Один в Берлине - Фаллада Ганс. Страница 106
Райххардту пришлось не раз подробно объяснять старику, что такое оркестр и что делает дирижер. Квангель снова и снова просил повторить.
— Вы, стало быть, стоите с палочкой в руке перед вашими людьми, а сами даже не играете?..
Да, пожалуй, так оно и есть.
— И за то, что указываете, когда каждому играть и как громко, — только за это вы получаете так много денег?
Да, господин Райххардт, увы, вынужден согласиться, что, пожалуй, только за это и получает так много денег.
— Но вы же сами, поди, умеете играть, на скрипке или на пианино?
— Да, умею. Но не играю, по крайней мере перед публикой. Видите ли, Квангель, тут примерно как у вас: вы тоже умеете строгать, и пилить, и гвозди заколачивать. Но вы этим не занимались, вы только присматривали за другими.
— Да, чтобы они делали как можно больше. А ваши люди оттого, что вы там стояли, тоже играли быстрее и больше?
— Нет, конечно.
Молчание.
Потом Квангель неожиданно сказал:
— И вообще, музыка… Видите ли, раньше, в хорошие времена, когда мы не гробы сколачивали, а выпускали мебель, серванты, и книжные шкафы, и столы, нашу работу можно было видеть! Отличная столярка, на шпонках и клею, которая сто лет продержится.

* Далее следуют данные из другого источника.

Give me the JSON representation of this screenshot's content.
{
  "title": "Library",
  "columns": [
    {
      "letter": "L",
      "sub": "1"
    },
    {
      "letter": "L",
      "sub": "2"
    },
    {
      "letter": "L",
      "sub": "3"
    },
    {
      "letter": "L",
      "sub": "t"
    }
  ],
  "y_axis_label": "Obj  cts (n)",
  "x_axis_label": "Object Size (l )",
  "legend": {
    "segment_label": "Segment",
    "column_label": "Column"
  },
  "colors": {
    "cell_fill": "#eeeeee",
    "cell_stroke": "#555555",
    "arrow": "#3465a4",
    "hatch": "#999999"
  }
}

Но музыка… когда вы перестаете играть, от вашей работы ничего не остается.
— Нет, Квангель, остается, радость в людях, слушающих хорошую музыку, она остается.
Да, в этом пункте они к полному согласию так и не пришли; легкое презрение к деятельности дирижера Райххардта у Квангеля так и осталось.
Но он видел, что его сокамерник — настоящий мужчина, честный, несгибаемый мужчина, который, невзирая на угрозы и страхи, упорно жил по-своему, всегда дружелюбный, всегда готовый помочь. С удивлением Отто Квангель осознал, что любезности, какие оказывал ему Райххардт, адресованы не лично ему, что он оказал бы их любому сокамернику, даже и «псу». Несколько дней у них в камере провел мелкий жулик, испорченный, лживый мальчишка, и этот сопляк пользовался любезностями доктора, издевательски посмеиваясь; выкурил все его сигареты, продал уборщику его мыло, украл хлеб. У Квангеля руки чесались выдрать поганца, о-о, старый сменный мастер вложил бы ему ума. Но доктор воспротивился, взял под защиту воришку, насмехавшегося над его добротой как над слабостью.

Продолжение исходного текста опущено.